After a year of avoiding close contact with people, working from home and teaching your children online, you might be feeling hopeful after the arrival of the COVID-19 vaccine. When the vaccine becomes available to the general public, it is recommended that all adults receive it, but it is not currently recommended for children.
This might not be what you expected, but there is a reason for it. Laura Morris, MD, a family medicine doctor at MU Health Care, shed some light on the situation based on the information available right now.
Why can’t children under the age of 18 get the vaccine?
The Pfizer-BioNTech vaccine is approved to use for ages 16 and older, and the Moderna and Johnson & Johnson vaccines in those 18 and older. No authorized vaccines were tested in children younger than 12, and only a few children age 12-15 were included in trials. Some manufacturers are beginning to conduct trials with children.
Why weren’t more children included in clinical trials?

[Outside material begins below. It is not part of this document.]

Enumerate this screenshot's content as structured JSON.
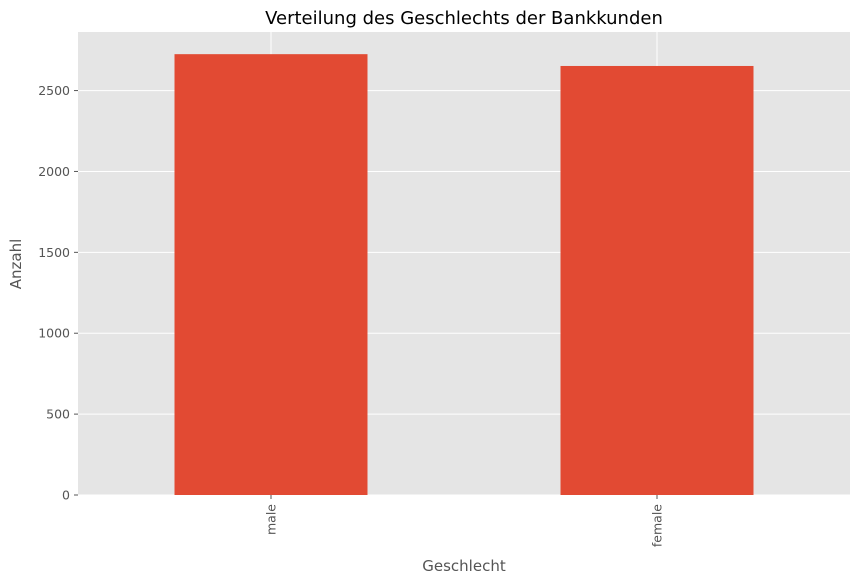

Adults suffer with more severe symptoms of COVID-19 than children, so the focus was to get a vaccine created for adults first. The vaccine needed to be created quickly and involving children in clinical trials of any kind requires extra regulation and additional safety measures because they are more vulnerable than healthy adults.
What about herd immunity?
Children play a role in transmitting viruses because they have difficulty following guidelines for distancing and other measures. This is why children are vaccinated for influenza, Hepatitis A and B, and other infections. Vaccinating children typically helps us achieve herd immunity, but the COVID-19 vaccine is not recommended for children until more testing is done. This is why it’s so important for adults to get the vaccine.
When will children be included in clinical trials?

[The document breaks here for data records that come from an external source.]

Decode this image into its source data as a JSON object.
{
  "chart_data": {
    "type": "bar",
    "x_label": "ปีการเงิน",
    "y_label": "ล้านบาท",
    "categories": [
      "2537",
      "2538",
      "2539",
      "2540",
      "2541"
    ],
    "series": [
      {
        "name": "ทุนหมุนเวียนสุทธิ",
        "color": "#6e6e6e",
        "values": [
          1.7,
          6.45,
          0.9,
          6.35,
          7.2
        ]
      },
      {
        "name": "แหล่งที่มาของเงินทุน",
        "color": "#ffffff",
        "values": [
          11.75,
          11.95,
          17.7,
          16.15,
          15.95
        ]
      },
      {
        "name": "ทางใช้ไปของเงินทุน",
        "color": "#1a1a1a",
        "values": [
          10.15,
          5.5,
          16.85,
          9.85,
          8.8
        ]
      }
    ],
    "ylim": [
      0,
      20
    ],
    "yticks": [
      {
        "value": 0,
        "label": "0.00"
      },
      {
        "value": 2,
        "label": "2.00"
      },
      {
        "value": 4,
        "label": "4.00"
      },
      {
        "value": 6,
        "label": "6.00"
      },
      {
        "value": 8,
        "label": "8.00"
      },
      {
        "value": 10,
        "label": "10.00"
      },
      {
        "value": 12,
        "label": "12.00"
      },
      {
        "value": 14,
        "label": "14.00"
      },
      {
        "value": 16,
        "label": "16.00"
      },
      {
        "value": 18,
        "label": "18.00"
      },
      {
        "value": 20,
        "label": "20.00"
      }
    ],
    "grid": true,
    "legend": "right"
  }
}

Moderna has started recruiting children age 12 and up. Other manufacturers of the vaccine, such as Johnson & Johnson, intend to include children in upcoming clinical trials.
When will a vaccine be approved for children?
Immune systems differ at every age, so more data will need to be collected to evaluate the efficacy of the vaccine in children overall. This will take time.
What can I do to protect my child until a vaccine is ready?
Make sure your children know to maintain safe social distance from others, wear a mask in public and wash their hands often. Wearing a mask will continue to be important for families, even the adults who have had the vaccine. In time, we hope some of the public health measures like masking can stop, but until a large portion of the community has the vaccine, COVID-19 will continue to spread and masking is still necessary for now.